Learning Large-Scale Competitive Team Behaviors with Mean-Field Interactions and Online Opponent Modeling

While multi-agent reinforcement learning (MARL) has been proven effective across both collaborative and competitive tasks, existing algorithms often struggle to scale to large populations of agents. Recent advancements in mean-field (MF) theory provide scalable solutions by approximating population interactions as a continuum, yet most existing frameworks focus exclusively on either fully cooperative or purely competitive settings. To bridge this gap, we introduce MF-MAPPO, a mean-field extension of PPO designed for zero-sum team games that integrate intra-team cooperation with inter-team competition. MF-MAPPO employs a shared actor and a minimally informed critic per team and is trained directly on finite-population simulators, thereby enabling deployment to realistic scenarios with thousands of agents. We further show that MF-MAPPO naturally extends to partially observable settings through a simple gradient-regularized training scheme.
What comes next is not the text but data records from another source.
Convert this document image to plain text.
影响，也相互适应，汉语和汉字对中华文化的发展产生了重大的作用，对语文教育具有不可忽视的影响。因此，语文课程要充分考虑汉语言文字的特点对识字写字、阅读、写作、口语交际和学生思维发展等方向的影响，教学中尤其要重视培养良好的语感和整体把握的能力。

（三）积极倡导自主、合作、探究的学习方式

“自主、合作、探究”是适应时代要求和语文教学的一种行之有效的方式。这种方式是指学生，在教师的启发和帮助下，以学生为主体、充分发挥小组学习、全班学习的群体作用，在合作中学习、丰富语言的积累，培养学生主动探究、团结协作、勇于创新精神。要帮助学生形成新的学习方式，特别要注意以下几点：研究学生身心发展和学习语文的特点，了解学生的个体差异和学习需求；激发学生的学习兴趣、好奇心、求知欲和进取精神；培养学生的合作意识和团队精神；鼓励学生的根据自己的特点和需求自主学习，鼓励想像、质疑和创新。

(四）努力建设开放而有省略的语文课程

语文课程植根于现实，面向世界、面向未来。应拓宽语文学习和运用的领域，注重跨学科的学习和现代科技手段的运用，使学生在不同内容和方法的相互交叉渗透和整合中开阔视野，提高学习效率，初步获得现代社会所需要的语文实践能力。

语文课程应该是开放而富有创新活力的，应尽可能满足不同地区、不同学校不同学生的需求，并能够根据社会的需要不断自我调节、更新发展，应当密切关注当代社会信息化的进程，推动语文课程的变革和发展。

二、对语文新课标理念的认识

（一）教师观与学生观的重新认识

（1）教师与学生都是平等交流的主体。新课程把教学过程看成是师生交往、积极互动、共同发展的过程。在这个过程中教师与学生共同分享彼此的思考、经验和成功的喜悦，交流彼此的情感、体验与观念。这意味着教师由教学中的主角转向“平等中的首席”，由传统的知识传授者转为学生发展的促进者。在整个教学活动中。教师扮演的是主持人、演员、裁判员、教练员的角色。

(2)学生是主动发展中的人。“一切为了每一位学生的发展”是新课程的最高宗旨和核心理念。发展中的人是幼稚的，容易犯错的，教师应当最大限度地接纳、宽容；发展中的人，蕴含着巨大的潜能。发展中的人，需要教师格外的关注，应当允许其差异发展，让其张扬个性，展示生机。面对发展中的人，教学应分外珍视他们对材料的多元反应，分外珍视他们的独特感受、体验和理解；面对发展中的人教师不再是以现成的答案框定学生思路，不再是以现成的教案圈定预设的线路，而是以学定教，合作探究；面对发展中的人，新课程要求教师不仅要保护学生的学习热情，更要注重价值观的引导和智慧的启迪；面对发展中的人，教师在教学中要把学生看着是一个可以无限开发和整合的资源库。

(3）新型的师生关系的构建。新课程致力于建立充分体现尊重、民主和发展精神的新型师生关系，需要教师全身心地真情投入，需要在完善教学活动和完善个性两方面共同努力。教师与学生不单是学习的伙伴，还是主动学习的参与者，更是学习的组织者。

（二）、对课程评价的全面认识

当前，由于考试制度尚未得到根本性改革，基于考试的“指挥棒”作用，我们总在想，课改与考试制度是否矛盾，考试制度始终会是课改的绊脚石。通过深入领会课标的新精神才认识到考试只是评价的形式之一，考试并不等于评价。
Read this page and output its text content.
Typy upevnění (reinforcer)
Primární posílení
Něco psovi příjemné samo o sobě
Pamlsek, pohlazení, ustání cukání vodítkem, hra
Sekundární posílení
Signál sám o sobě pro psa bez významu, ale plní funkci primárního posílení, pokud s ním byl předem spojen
Our evaluation utilizes large-scale benchmark scenarios using our own testing simulation platform for MF team games (MFEnv), including offense-defense battlefield tasks as well as variants of population-based rock-paper-scissors games that admit analytical solutions, for benchmarking. Across these benchmarks, MF-MAPPO outperforms existing methods and exhibits complex, heterogeneous behaviors, demonstrating the effectiveness of combining mean-field theory and MARL techniques at scale.